Başta Suriye, Irak, Libya ve Yemen olmak üzere, Ortadoğu ülkelerinde savaş ve şiddetin devam etmesi, bu bölgeden Avrupa’ya yasadışı göçün daha da yükselmesine neden oluyor. Sadece 2014 yılında Akdeniz aracılığıyla Avrupa’ya giriş yapan yasadışı göçmen sayısı 200 binin üzerinde idi. Deniz yolu ile Avrupa’ya yönelen göçmenlerin artması, onları taşıyan gemi ve kayıkların kazaya uğrama oranının da artmasını paralelinde getiriyor. Nisan ayında Akdeniz’de göçmenleri taşıyan bir teknenin batması sonucu 800’den fazla insanın hayatından olması, bu konuya olan dikkati daha da artırdı. Geçen yıl Akdeniz’de boğulan göçmenlerin sayısı ise, 3 binden fazla olmuştu. Göçmen akınına karşı Avrupa’daki mevcut yaklaşımları genel olarak ikiye ayırabiliriz. Daha ziyade muhafazakâr olan kesim, Avrupa ülkelerinin göçmen politikasının sertleştirilmesini talep ediyor. Onlara göre, Avrupa ülkelerindeki farklı kültürlerden gelen geniş topluluklar, yerli uygarlığın bekasını tehdit ediyor. Liberal çevreler ise, göçmen akınının sınırlandırılmasını değil, düzgün yönlendirilmesini öneriyor.

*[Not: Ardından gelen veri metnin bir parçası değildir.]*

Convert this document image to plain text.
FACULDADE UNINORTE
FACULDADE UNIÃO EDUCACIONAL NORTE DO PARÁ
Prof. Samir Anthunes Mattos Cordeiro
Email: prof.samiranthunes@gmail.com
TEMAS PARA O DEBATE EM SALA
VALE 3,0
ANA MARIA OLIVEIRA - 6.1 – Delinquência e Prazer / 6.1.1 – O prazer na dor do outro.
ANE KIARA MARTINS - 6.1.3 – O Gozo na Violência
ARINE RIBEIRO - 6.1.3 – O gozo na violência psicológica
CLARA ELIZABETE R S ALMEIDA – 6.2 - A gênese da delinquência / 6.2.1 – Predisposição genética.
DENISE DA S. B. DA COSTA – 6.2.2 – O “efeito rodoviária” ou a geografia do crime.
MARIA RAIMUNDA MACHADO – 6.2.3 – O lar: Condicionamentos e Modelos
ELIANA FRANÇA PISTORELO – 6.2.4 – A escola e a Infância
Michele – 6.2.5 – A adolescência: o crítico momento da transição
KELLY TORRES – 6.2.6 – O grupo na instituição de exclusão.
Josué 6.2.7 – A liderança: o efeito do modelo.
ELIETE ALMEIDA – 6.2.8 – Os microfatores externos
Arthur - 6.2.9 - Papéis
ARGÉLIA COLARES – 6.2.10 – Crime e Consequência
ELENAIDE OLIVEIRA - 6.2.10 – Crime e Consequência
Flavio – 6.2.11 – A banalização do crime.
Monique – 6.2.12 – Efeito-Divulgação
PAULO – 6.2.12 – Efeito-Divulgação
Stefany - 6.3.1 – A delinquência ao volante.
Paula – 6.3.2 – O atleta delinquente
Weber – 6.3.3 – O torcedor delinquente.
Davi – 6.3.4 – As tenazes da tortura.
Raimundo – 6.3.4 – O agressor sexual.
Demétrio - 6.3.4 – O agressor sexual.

Avrupa Birliği’nin merkezi yapıları ise konuyla ilgili mutabakat sağlayarak, yeni bir siyaset yürütmeye ve sorunu yönetmeye çalışır. Çok sayıda göçmenin ölümüyle sonuçlanan gemi kazasından sonra AB liderleri, Birliğin Akdeniz’deki sınır güvenliği birliğinin güçlendirilmesi, göçmenleri teknelerle Avrupa’ya taşıyan insan tacirlerine karşı daha sert mücadele yürütülmesini kabul etmiştir.

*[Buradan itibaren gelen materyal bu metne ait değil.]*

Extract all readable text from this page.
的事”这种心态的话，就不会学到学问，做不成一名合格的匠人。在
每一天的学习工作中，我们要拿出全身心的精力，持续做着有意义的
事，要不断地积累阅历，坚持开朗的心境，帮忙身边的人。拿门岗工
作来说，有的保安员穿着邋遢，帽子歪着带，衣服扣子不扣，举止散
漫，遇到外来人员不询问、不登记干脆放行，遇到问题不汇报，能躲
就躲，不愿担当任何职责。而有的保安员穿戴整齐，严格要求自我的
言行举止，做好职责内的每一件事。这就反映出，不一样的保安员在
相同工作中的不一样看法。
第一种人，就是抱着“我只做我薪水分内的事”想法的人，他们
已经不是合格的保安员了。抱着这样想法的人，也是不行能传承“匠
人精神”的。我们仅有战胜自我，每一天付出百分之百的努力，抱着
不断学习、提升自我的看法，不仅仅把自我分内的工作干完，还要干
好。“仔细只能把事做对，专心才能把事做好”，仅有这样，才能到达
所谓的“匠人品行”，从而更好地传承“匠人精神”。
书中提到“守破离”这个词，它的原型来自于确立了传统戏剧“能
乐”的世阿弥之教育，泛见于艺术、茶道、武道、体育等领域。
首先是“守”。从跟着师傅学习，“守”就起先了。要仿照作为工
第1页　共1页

Avrupa Parlamentosu genel kurul oturumunda kabul edilen bildiride, AB’nin Akdeniz’deki sınır güvenliği birliği olan “Triton Birliği”ne AB çapında arama ve kurtarma yetkisinin verilmesine, Avrupa’ya sığınmak için gelenlerin kotayla AB ülkeleri arasında dağıtılmasına çağrı vardır. Ayrıca Avrupa Birliği ülkeleri AB sınır ajansı olan “Fronteks”in ve Avrupa Sığınma Destek Ofisi’nin bütçe ve operasyonlarına olan maddi ve manevi desteği sürdürmeye teşvik edilir (Bkz: Migration: Parliament calls for urgent measures to save lives / “European Parliament News”, 29 Nisan 2015).
Genel olarak, Avrupa Konseyi’nin 23 Nisan ve Avrupa Parlamentosu’nun 29 Nisan tarihli oturumları, Avrupa Birliği çapında daha sistemli göçmen politikalarının hazırlanması, AB ülkelerinin müstakil göç politikalarının Birlik genelindeki kural ve ilkelere uygun hale getirilmesi, böylece aslında bunların ortak bir merkezden yönetilmesi, yönünde çalışmalara destek verme amacı taşıyor. Bu amaçla, Avrupa Komisyonu’nun somut önerilerde bulunması isteniyor.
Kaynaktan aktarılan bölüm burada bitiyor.